A key area of Natascia's research is in pharmacovigilance, particularly focusing on the monitoring and reporting of adverse effects for drugs, ensuring products maintain safety and compliance throughout their lifecycle. She explores the processes involved in product registration, striving to streamline the approvals and regulatory checks necessary for market entry, particularly in international markets.

Process Improvement Methodologies 🔧

Natascia is also keen on exploring process improvement methodologies within the regulatory compliance space. Her work in this area aims to enhance operational efficiency, reduce legal risks, and strengthen internal control structures. By continuously improving regulatory and operational processes, she contributes to creating a safer and more efficient regulatory environment for pharmaceutical companies, particularly in the feed supplement and veterinary drug sectors.

Awards 🏅

University Senate Award: Best Academic Graduate (1996)
Awarded for excellence in academic performance by the Presidency Council of the Italian Chamber.
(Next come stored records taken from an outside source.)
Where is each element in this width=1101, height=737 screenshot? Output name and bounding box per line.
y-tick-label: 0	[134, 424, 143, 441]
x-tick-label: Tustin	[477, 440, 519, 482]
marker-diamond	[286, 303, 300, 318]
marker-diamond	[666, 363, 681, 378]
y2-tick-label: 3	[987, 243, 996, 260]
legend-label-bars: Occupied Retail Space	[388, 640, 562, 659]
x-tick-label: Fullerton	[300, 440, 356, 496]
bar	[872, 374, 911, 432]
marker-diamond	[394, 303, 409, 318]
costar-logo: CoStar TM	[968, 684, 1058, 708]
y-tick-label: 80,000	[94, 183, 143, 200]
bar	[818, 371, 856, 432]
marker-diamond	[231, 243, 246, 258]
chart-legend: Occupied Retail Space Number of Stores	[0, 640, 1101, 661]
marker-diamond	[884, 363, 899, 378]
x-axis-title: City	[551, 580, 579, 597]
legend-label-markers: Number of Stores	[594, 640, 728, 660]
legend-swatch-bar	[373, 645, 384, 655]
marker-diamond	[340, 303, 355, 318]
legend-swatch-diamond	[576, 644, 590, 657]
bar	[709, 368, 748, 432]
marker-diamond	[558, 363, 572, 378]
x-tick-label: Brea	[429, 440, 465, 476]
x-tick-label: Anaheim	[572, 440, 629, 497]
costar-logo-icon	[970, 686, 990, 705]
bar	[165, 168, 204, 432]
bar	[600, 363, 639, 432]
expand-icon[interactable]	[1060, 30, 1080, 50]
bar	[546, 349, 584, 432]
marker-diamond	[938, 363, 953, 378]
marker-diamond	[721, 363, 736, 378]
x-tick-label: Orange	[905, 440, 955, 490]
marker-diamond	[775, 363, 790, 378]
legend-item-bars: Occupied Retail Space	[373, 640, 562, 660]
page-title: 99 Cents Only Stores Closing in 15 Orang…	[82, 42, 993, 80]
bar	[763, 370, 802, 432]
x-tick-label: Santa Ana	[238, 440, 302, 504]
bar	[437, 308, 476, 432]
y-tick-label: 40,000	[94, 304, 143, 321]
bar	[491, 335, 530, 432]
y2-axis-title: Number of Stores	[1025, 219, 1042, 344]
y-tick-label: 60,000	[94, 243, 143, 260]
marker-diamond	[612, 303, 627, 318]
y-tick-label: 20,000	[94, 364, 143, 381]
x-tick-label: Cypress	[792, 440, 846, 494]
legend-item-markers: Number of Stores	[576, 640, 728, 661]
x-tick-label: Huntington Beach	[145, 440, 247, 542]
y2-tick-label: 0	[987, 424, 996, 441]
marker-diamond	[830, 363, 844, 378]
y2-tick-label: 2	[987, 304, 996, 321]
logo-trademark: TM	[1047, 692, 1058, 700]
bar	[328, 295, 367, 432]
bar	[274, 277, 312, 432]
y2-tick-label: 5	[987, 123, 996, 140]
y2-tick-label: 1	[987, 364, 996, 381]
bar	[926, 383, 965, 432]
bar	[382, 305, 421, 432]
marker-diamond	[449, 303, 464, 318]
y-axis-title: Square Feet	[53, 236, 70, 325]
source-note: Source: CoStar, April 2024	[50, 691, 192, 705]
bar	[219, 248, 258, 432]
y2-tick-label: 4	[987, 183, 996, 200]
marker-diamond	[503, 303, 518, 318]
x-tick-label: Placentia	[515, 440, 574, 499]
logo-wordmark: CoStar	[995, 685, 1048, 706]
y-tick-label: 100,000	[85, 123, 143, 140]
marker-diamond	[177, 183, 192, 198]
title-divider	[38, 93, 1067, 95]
OPTIME Award: Best Experimental Dissertation of the Year (1996)
Recognized by the Industrial Union for outstanding research work.

Publications 📚

"Molecular Characterization of the Gorgonzola Cheese Mycobiota and Selection of a Putative Probiotic Saccharomyces cerevisiae var. boulardii for Evaluation as a Veterinary Feed Additive" Published in Applied Microbiology, 2024, 4(2), pp. 650–664.

"Efficacy of a Dietary Supplement in Dogs with Osteoarthritis: A Randomized Placebo-Controlled, Double-Blind Clinical Trial"
Published in PLoS ONE, 2022, 17(2), e0263971.

"Chronic Kidney Disease and Dietary Supplementation: Effects on Inflammation and Oxidative Stress", Published in Veterinary Sciences, 2021, 8(11), 277.
"Chronic Intestinal Disorders in Humans and Pets: Current Management and the Potential of Nutraceutical Antioxidants as Alternatives", Published in Animals, 2022, 12(7), 812.